The military response in Gaza is justified in our eyes, and the response in Lebanon is no less justified - but that is not reason enough to support all aspects of the war. Brief military activity, followed by an ultimatum for the release of our abducted soldiers, would have been far more proper in our eyes. In any case, it was not right to get drawn into the trap set by Hezbollah - into an extended war of attrition, continued exposure of the Israeli home front to rocket fire and a ground operation involving tens of thousands of soldiers, at a very heavy financial cost.

A formal change in the attitude toward noncombatants led to hundreds of Lebanese civilian casualties. We cannot justify such a change, even if it came from the mouth of someone who does not stop glorying in being a man of peace. Amir Peretz's dovish past does not grant him a license to violate ethical norms that have guided us for many years.

A few days after the fighting broke out, we called for a mutually agreeable cease-fire to achieve the goals Israel has set for itself: the return of the abducted soldiers, a total halt to all hostile acts and the deployment of the Lebanese army in southern Lebanon. We did not believe for a moment that these legitimate goals could be reached by another few days of combat, the control of a few more kilometers, a massive call-up of reservists or the heavy bombardment of an Arab capital.

Therefore, we were the only ones who abstained in the Knesset, both in the no-confidence vote and in the vote on the government's announcements over the course of the war.
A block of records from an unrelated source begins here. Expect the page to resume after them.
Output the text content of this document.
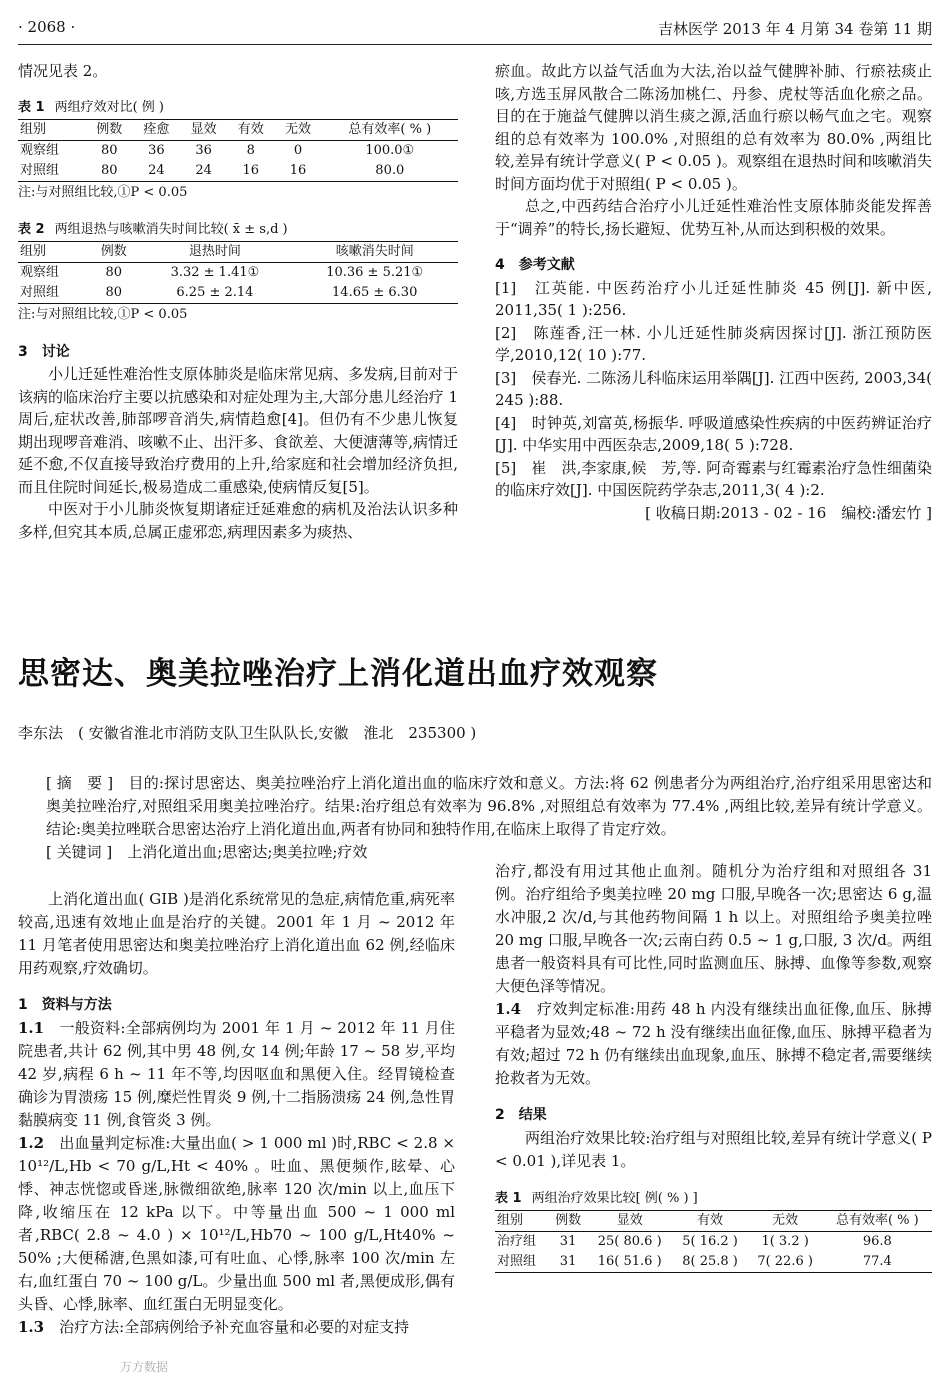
· 2068 ·	吉林医学 2013 年 4 月第 34 卷第 11 期

情况见表 2。

表 1 两组疗效对比( 例 )

组别	例数	痊愈	显效	有效	无效	总有效率( % )
观察组	80	36	36	8	0	100.0①
对照组	80	24	24	16	16	80.0

注:与对照组比较,①P < 0.05

表 2 两组退热与咳嗽消失时间比较( x̄ ± s,d )

组别	例数	退热时间	咳嗽消失时间
观察组	80	3.32 ± 1.41①	10.36 ± 5.21①
对照组	80	6.25 ± 2.14	14.65 ± 6.30

注:与对照组比较,①P < 0.05

3　讨论

小儿迁延性难治性支原体肺炎是临床常见病、多发病,目前对于该病的临床治疗主要以抗感染和对症处理为主,大部分患儿经治疗 1 周后,症状改善,肺部啰音消失,病情趋愈[4]。但仍有不少患儿恢复期出现啰音难消、咳嗽不止、出汗多、食欲差、大便溏薄等,病情迁延不愈,不仅直接导致治疗费用的上升,给家庭和社会增加经济负担,而且住院时间延长,极易造成二重感染,使病情反复[5]。

中医对于小儿肺炎恢复期诸症迁延难愈的病机及治法认识多种多样,但究其本质,总属正虚邪恋,病理因素多为痰热、

瘀血。故此方以益气活血为大法,治以益气健脾补肺、行瘀祛痰止咳,方选玉屏风散合二陈汤加桃仁、丹参、虎杖等活血化瘀之品。目的在于施益气健脾以消生痰之源,活血行瘀以畅气血之宅。观察组的总有效率为 100.0% ,对照组的总有效率为 80.0% ,两组比较,差异有统计学意义( P < 0.05 )。观察组在退热时间和咳嗽消失时间方面均优于对照组( P < 0.05 )。

总之,中西药结合治疗小儿迁延性难治性支原体肺炎能发挥善于“调养”的特长,扬长避短、优势互补,从而达到积极的效果。

4　参考文献

[1]　江英能. 中医药治疗小儿迁延性肺炎 45 例[J]. 新中医, 2011,35( 1 ):256.

[2]　陈莲香,汪一林. 小儿迁延性肺炎病因探讨[J]. 浙江预防医学,2010,12( 10 ):77.

[3]　侯春光. 二陈汤儿科临床运用举隅[J]. 江西中医药, 2003,34( 245 ):88.

[4]　时钟英,刘富英,杨振华. 呼吸道感染性疾病的中医药辨证治疗[J]. 中华实用中西医杂志,2009,18( 5 ):728.

[5]　崔　洪,李家康,候　芳,等. 阿奇霉素与红霉素治疗急性细菌染的临床疗效[J]. 中国医院药学杂志,2011,3( 4 ):2.

[ 收稿日期:2013 - 02 - 16　编校:潘宏竹 ]

思密达、奥美拉唑治疗上消化道出血疗效观察
李东法　( 安徽省淮北市消防支队卫生队队长,安徽　淮北　235300 )

[ 摘　要 ]　 目的:探讨思密达、奥美拉唑治疗上消化道出血的临床疗效和意义。方法:将 62 例患者分为两组治疗,治疗组采用思密达和奥美拉唑治疗,对照组采用奥美拉唑治疗。结果:治疗组总有效率为 96.8% ,对照组总有效率为 77.4% ,两组比较,差异有统计学意义。结论:奥美拉唑联合思密达治疗上消化道出血,两者有协同和独特作用,在临床上取得了肯定疗效。

[ 关键词 ]　 上消化道出血;思密达;奥美拉唑;疗效

上消化道出血( GIB )是消化系统常见的急症,病情危重,病死率较高,迅速有效地止血是治疗的关键。2001 年 1 月 ~ 2012 年 11 月笔者使用思密达和奥美拉唑治疗上消化道出血 62 例,经临床用药观察,疗效确切。

1　资料与方法

1.1　 一般资料:全部病例均为 2001 年 1 月 ~ 2012 年 11 月住院患者,共计 62 例,其中男 48 例,女 14 例;年龄 17 ~ 58 岁,平均 42 岁,病程 6 h ~ 11 年不等,均因呕血和黑便入住。经胃镜检查确诊为胃溃疡 15 例,糜烂性胃炎 9 例,十二指肠溃疡 24 例,急性胃黏膜病变 11 例,食管炎 3 例。

1.2　 出血量判定标准:大量出血( > 1 000 ml )时,RBC < 2.8 × 10¹²/L,Hb < 70 g/L,Ht < 40% 。吐血、黑便频作,眩晕、心悸、神志恍惚或昏迷,脉微细欲绝,脉率 120 次/min 以上,血压下降,收缩压在 12 kPa 以下。中等量出血 500 ~ 1 000 ml 者,RBC( 2.8 ~ 4.0 ) × 10¹²/L,Hb70 ~ 100 g/L,Ht40% ~ 50% ;大便稀溏,色黑如漆,可有吐血、心悸,脉率 100 次/min 左右,血红蛋白 70 ~ 100 g/L。少量出血 500 ml 者,黑便成形,偶有头昏、心悸,脉率、血红蛋白无明显变化。

1.3　 治疗方法:全部病例给予补充血容量和必要的对症支持

治疗,都没有用过其他止血剂。随机分为治疗组和对照组各 31 例。治疗组给予奥美拉唑 20 mg 口服,早晚各一次;思密达 6 g,温水冲服,2 次/d,与其他药物间隔 1 h 以上。对照组给予奥美拉唑 20 mg 口服,早晚各一次;云南白药 0.5 ~ 1 g,口服, 3 次/d。两组患者一般资料具有可比性,同时监测血压、脉搏、血像等参数,观察大便色泽等情况。

1.4　 疗效判定标准:用药 48 h 内没有继续出血征像,血压、脉搏平稳者为显效;48 ~ 72 h 没有继续出血征像,血压、脉搏平稳者为有效;超过 72 h 仍有继续出血现象,血压、脉搏不稳定者,需要继续抢救者为无效。

2　结果

两组治疗效果比较:治疗组与对照组比较,差异有统计学意义( P < 0.01 ),详见表 1。

表 1 两组治疗效果比较[ 例( % ) ]

组别	例数	显效	有效	无效	总有效率( % )
治疗组	31	25( 80.6 )	5( 16.2 )	1( 3.2 )	96.8
对照组	31	16( 51.6 )	8( 25.8 )	7( 22.6 )	77.4
万方数据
We were the only ones in the Knesset Foreign Affairs and Defense Committee who opposed the call-up of tens of thousands of people for emergency reserve duty. We were the only ones who appealed to the High Court of Justice against the prime minister over the government's failure to declare war, despite the requirements stated in the Basic Law on government. We see our role over the course of the war as warning against Israel's lapsing into situations that it did not anticipate at the beginning of the war and warning against acts that contradict the values of Israeli society, while demanding that we reach the negotiation table as soon as possible to discuss a cease-fire.
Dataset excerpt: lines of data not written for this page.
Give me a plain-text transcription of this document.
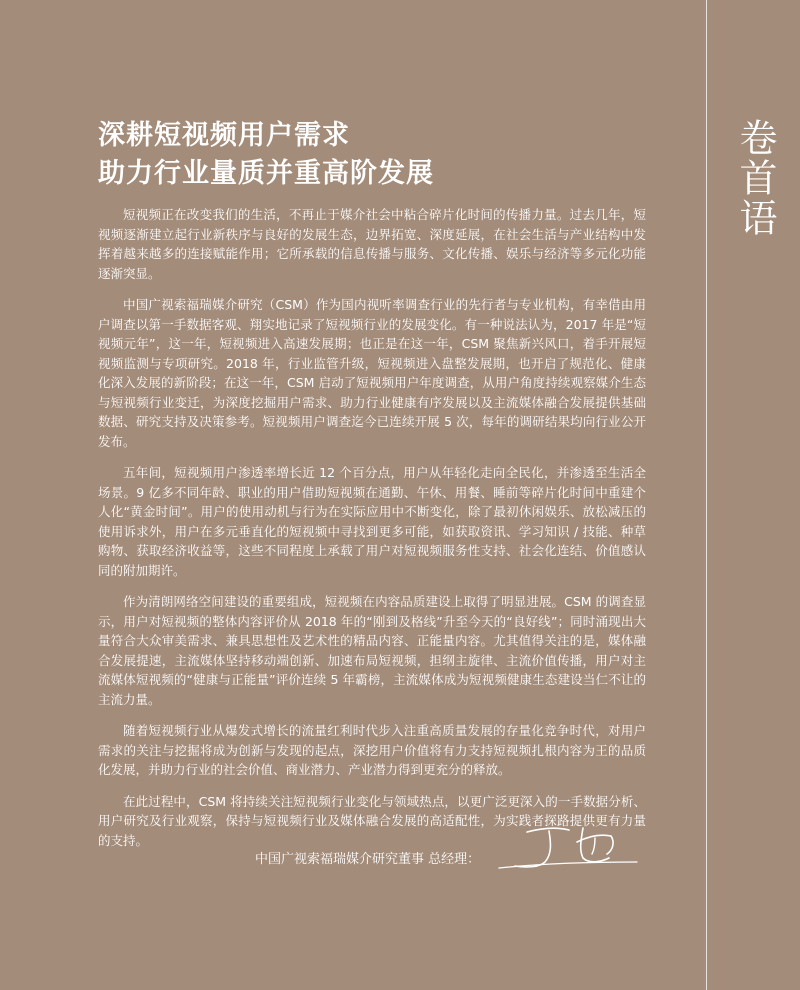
卷首语
深耕短视频用户需求
助力行业量质并重高阶发展

短视频正在改变我们的生活，不再止于媒介社会中粘合碎片化时间的传播力量。过去几年，短视频逐渐建立起行业新秩序与良好的发展生态，边界拓宽、深度延展，在社会生活与产业结构中发挥着越来越多的连接赋能作用；它所承载的信息传播与服务、文化传播、娱乐与经济等多元化功能逐渐突显。

中国广视索福瑞媒介研究（CSM）作为国内视听率调查行业的先行者与专业机构，有幸借由用户调查以第一手数据客观、翔实地记录了短视频行业的发展变化。有一种说法认为，2017 年是“短视频元年”，这一年，短视频进入高速发展期；也正是在这一年，CSM 聚焦新兴风口，着手开展短视频监测与专项研究。2018 年，行业监管升级，短视频进入盘整发展期，也开启了规范化、健康化深入发展的新阶段；在这一年，CSM 启动了短视频用户年度调查，从用户角度持续观察媒介生态与短视频行业变迁，为深度挖掘用户需求、助力行业健康有序发展以及主流媒体融合发展提供基础数据、研究支持及决策参考。短视频用户调查迄今已连续开展 5 次，每年的调研结果均向行业公开发布。

五年间，短视频用户渗透率增长近 12 个百分点，用户从年轻化走向全民化，并渗透至生活全场景。9 亿多不同年龄、职业的用户借助短视频在通勤、午休、用餐、睡前等碎片化时间中重建个人化“黄金时间”。用户的使用动机与行为在实际应用中不断变化，除了最初休闲娱乐、放松减压的使用诉求外，用户在多元垂直化的短视频中寻找到更多可能，如获取资讯、学习知识 / 技能、种草购物、获取经济收益等，这些不同程度上承载了用户对短视频服务性支持、社会化连结、价值感认同的附加期许。

作为清朗网络空间建设的重要组成，短视频在内容品质建设上取得了明显进展。CSM 的调查显示，用户对短视频的整体内容评价从 2018 年的“刚到及格线”升至今天的“良好线”；同时涌现出大量符合大众审美需求、兼具思想性及艺术性的精品内容、正能量内容。尤其值得关注的是，媒体融合发展提速，主流媒体坚持移动端创新、加速布局短视频，担纲主旋律、主流价值传播，用户对主流媒体短视频的“健康与正能量”评价连续 5 年霸榜，主流媒体成为短视频健康生态建设当仁不让的主流力量。

随着短视频行业从爆发式增长的流量红利时代步入注重高质量发展的存量化竞争时代，对用户需求的关注与挖掘将成为创新与发现的起点，深挖用户价值将有力支持短视频扎根内容为王的品质化发展，并助力行业的社会价值、商业潜力、产业潜力得到更充分的释放。

在此过程中，CSM 将持续关注短视频行业变化与领域热点，以更广泛更深入的一手数据分析、用户研究及行业观察，保持与短视频行业及媒体融合发展的高适配性，为实践者探路提供更有力量的支持。

中国广视索福瑞媒介研究董事 总经理：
After the war, when Ehud Olmert once again talks about unilateral convergence as a wonder drug and the right speaks out against agreements with our neighbors as well as against any unilateral move, we will need, with all our might, to present the agreement option as the path that is all the more necessary following the conflict in Gaza and the war in Lebanon.

The test of the Zionist left will be in its ability to come out of this war without losing its designation as the group that warns the public and suggests realistic solutions, as the group that does not become inured to the world or set itself up as the judge in the conflict between us and our neighbors, but presents its positions from within the heart of Israeli society, for the sake of its safety and prosperity.